Entre los dogmas puestos en jaque se contaban los religiosos, y en especial los condicionantes morales que imponían esos credos por sobre sus fieles, obligándolos a ayunos y abstinencias que se encontraban en las antípodas de la lujuria que glorificaba el rocanrol. Desde los púlpitos fueron exigidas las condenas más furiosas contra ese género que, desde la perspectiva de pastores y sacerdotes, envenenaba a los jóvenes y los desviaba hacia la senda del pecado. Los sacudones de pelvis que desataban las canciones eran la expresión más evidente de la posesión diabólica que experimentaban los bailarines bajo el hechizo del nuevo ritmo.
Con diversos matices, estas reyertas se sostuvieron en el tiempo, hasta que a comienzos de los años ochenta emergió de Irlanda un grupo de rock alternativo que se proclamaba abiertamente católico, en una nación donde esa fe encendía luchas revolucionarias. Fue esa connotación local la que le facilitó a U2 el acceso a la elite de los intérpretes enaltecidos por el compromiso político. Y varios de sus temas en aquellos comienzos hacían mención a los hitos de un combate que no parecía focalizarse en una religión en particular, sino que abría su significación hasta abarcar el universo de todas las libertades individuales.
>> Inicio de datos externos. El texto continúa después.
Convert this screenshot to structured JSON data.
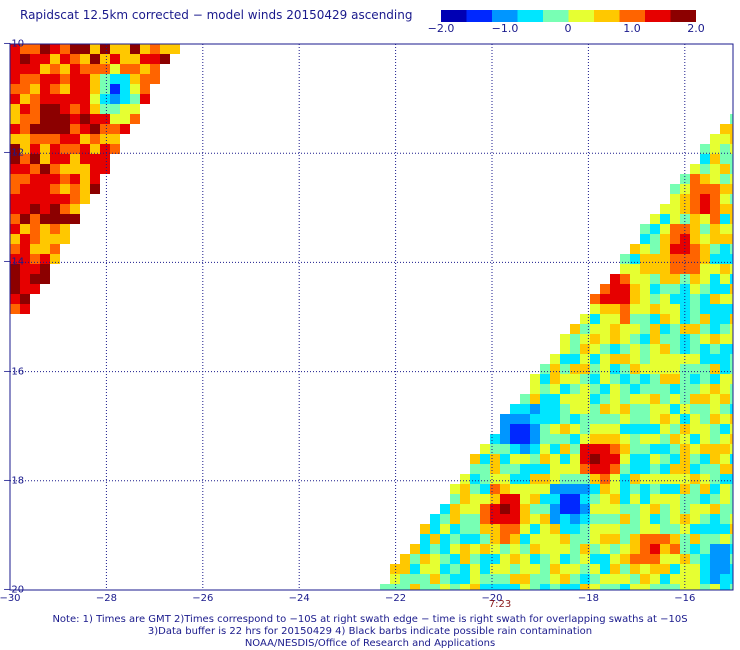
{
  "title": "Rapidscat 12.5km corrected − model winds 20150429 ascending",
  "colorbar": {
    "min": -2.0,
    "max": 2.0,
    "ticks": [
      "−2.0",
      "−1.0",
      "0",
      "1.0",
      "2.0"
    ],
    "colors": [
      "#0000b4",
      "#0028ff",
      "#0096ff",
      "#00e6ff",
      "#78ffb4",
      "#e6ff32",
      "#ffc800",
      "#ff6400",
      "#e60000",
      "#8c0000"
    ]
  },
  "lat_labels": [
    "−10",
    "−12",
    "−14",
    "−16",
    "−18",
    "−20"
  ],
  "lon_labels": [
    "−30",
    "−28",
    "−26",
    "−24",
    "−22",
    "−20",
    "−18",
    "−16"
  ],
  "time_label": "7:23",
  "footer": [
    "Note: 1) Times are GMT 2)Times correspond to −10S at right swath edge − time is right swath for overlapping swaths at −10S",
    "3)Data buffer is 22 hrs for 20150429 4) Black barbs indicate possible rain contamination",
    "NOAA/NESDIS/Office of Research and Applications"
  ],
  "chart_data": {
    "type": "heatmap",
    "variable": "wind speed difference (corrected − model)",
    "lat_range": [
      -20,
      -10
    ],
    "lon_range": [
      -30,
      -15
    ],
    "grid": true,
    "swaths": [
      {
        "name": "upper-left swath",
        "mean": 1.1,
        "hotspots": [
          {
            "lat": -11.3,
            "lon": -29.1,
            "value": 2.0
          },
          {
            "lat": -12.6,
            "lon": -29.4,
            "value": 1.7
          },
          {
            "lat": -14.4,
            "lon": -29.9,
            "value": 1.9
          }
        ],
        "coldspots": [
          {
            "lat": -10.9,
            "lon": -27.8,
            "value": -1.6
          }
        ]
      },
      {
        "name": "lower-right swath",
        "mean": 0.0,
        "hotspots": [
          {
            "lat": -12.8,
            "lon": -15.6,
            "value": 1.6
          },
          {
            "lat": -13.8,
            "lon": -16.1,
            "value": 1.7
          },
          {
            "lat": -14.6,
            "lon": -17.4,
            "value": 1.7
          },
          {
            "lat": -17.6,
            "lon": -17.8,
            "value": 2.0
          },
          {
            "lat": -18.6,
            "lon": -19.7,
            "value": 2.0
          },
          {
            "lat": -19.3,
            "lon": -16.7,
            "value": 1.5
          }
        ],
        "coldspots": [
          {
            "lat": -17.1,
            "lon": -19.4,
            "value": -1.7
          },
          {
            "lat": -18.4,
            "lon": -18.4,
            "value": -1.8
          },
          {
            "lat": -19.5,
            "lon": -15.3,
            "value": -1.2
          }
        ]
      }
    ]
  }
}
Esa antorcha le franqueó a Bono, el cantante de U2, la entrada al club exclusivo de las figuras globales que, desde el arte, propenden hacia una mejora de las condiciones de vida en el planeta, meta ambiciosa que despierta adhesiones hasta en las almas menos sensibles. En varias ocasiones, el nombre Bono apareció mencionado entre los precandidatos el premio Nobel de la Paz, como corolario de su constante prédica social, ejercitada sin que la carrera musical de su banda menguara en cuanto a producción de obras que, aunque carecen de la chispa original, no han dejado de sumar ventas millonarias.
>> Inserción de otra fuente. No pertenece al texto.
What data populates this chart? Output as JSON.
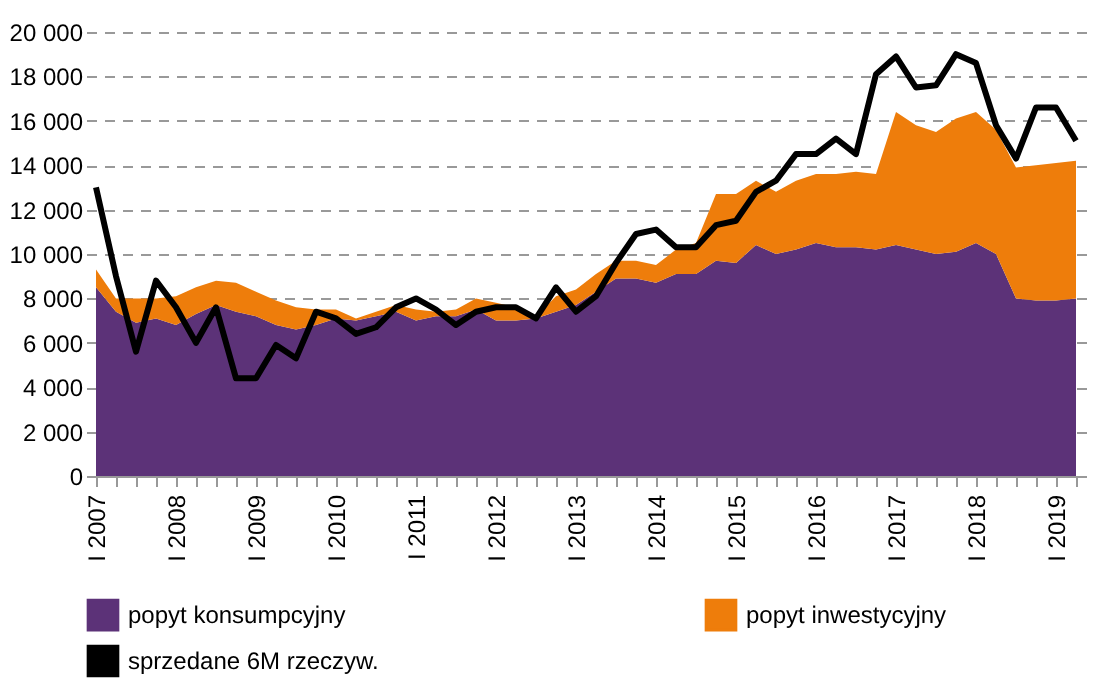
{
  "chart_data": {
    "type": "area",
    "stacked": true,
    "categories": [
      "I 2007",
      null,
      null,
      null,
      "I 2008",
      null,
      null,
      null,
      "I 2009",
      null,
      null,
      null,
      "I 2010",
      null,
      null,
      null,
      "I 2011",
      null,
      null,
      null,
      "I 2012",
      null,
      null,
      null,
      "I 2013",
      null,
      null,
      null,
      "I 2014",
      null,
      null,
      null,
      "I 2015",
      null,
      null,
      null,
      "I 2016",
      null,
      null,
      null,
      "I 2017",
      null,
      null,
      null,
      "I 2018",
      null,
      null,
      null,
      "I 2019",
      null
    ],
    "series": [
      {
        "name": "popyt konsumpcyjny",
        "color": "#5c3278",
        "values": [
          8500,
          7400,
          6900,
          7100,
          6800,
          7300,
          7700,
          7400,
          7200,
          6800,
          6600,
          6800,
          7100,
          7000,
          7200,
          7400,
          7000,
          7200,
          7200,
          7500,
          7000,
          7000,
          7100,
          7400,
          7700,
          8300,
          8900,
          8900,
          8700,
          9100,
          9100,
          9700,
          9600,
          10400,
          10000,
          10200,
          10500,
          10300,
          10300,
          10200,
          10400,
          10200,
          10000,
          10100,
          10500,
          10000,
          8000,
          7900,
          7900,
          8000
        ]
      },
      {
        "name": "popyt inwestycyjny",
        "color": "#ee7d0b",
        "values": [
          800,
          600,
          1100,
          900,
          1300,
          1200,
          1100,
          1300,
          1100,
          1100,
          1000,
          700,
          400,
          100,
          200,
          300,
          500,
          200,
          300,
          500,
          800,
          600,
          100,
          700,
          700,
          800,
          800,
          800,
          800,
          1100,
          1400,
          3000,
          3100,
          2900,
          2800,
          3100,
          3100,
          3300,
          3400,
          3400,
          6000,
          5600,
          5500,
          6000,
          5900,
          5600,
          5900,
          6100,
          6200,
          6200
        ]
      },
      {
        "name": "sprzedane 6M rzeczyw.",
        "color": "#000000",
        "type": "line",
        "values": [
          13000,
          9000,
          5600,
          8800,
          7600,
          6000,
          7600,
          4400,
          4400,
          5900,
          5300,
          7400,
          7100,
          6400,
          6700,
          7600,
          8000,
          7500,
          6800,
          7400,
          7600,
          7600,
          7100,
          8500,
          7400,
          8100,
          9600,
          10900,
          11100,
          10300,
          10300,
          11300,
          11500,
          12800,
          13300,
          14500,
          14500,
          15200,
          14500,
          18100,
          18900,
          17500,
          17600,
          19000,
          18600,
          15800,
          14300,
          16600,
          16600,
          15100
        ]
      }
    ],
    "ylim": [
      0,
      20000
    ],
    "yticks": [
      {
        "value": 0,
        "label": "0"
      },
      {
        "value": 2000,
        "label": "2 000"
      },
      {
        "value": 4000,
        "label": "4 000"
      },
      {
        "value": 6000,
        "label": "6 000"
      },
      {
        "value": 8000,
        "label": "8 000"
      },
      {
        "value": 10000,
        "label": "10 000"
      },
      {
        "value": 12000,
        "label": "12 000"
      },
      {
        "value": 14000,
        "label": "14 000"
      },
      {
        "value": 16000,
        "label": "16 000"
      },
      {
        "value": 18000,
        "label": "18 000"
      },
      {
        "value": 20000,
        "label": "20 000"
      }
    ],
    "grid": "y",
    "legend": "bottom",
    "line_style": "solid",
    "marker": "none"
  }
}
Y así se lo ha visto al vocalista de U2 peregrinar por el mundo, reuniéndose con líderes políticos de distinta laya, para tratar de convencerlos de que dejen de oprimir a los más débiles y para que, como sugieren las sagradas escrituras, les den de comer a los hambrientos y de beber a los sedientos. En esa tesitura, Bono ha conversado con personajes que en otros tiempos hubieran sido los más indigestos para cualquier rockero, pero que no le hacen mella al paladar del artista irlandés, cuyos objetivos son tan extraordinarios que en su consecución se termina justificando cualquier medio.
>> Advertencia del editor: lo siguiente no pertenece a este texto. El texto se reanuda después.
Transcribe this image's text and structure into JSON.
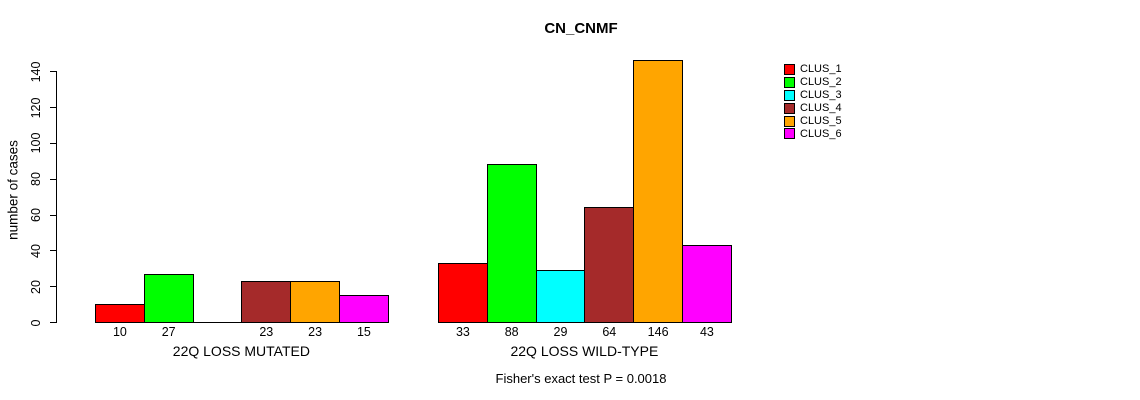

La semana pasada, como cierre de un círculo perfecto, Bono se reunió con el papa Francisco y, a continuación, realizó declaraciones en las que se manifestó solidario con el pontífice, justo en un momento en que la autoridad del Vaticano se ve socavada por escándalos que están lejos de acallarse. Tal vez, la empatía del cantante con Francisco no provenga sólo de su fe católica. También podría tratarse de una corriente sinérgica entre dos liturgias, la cristiana y la del rock, ese movimiento que alguna vez se pronunció contra todos los dogmas… hasta que logró imponer el propio.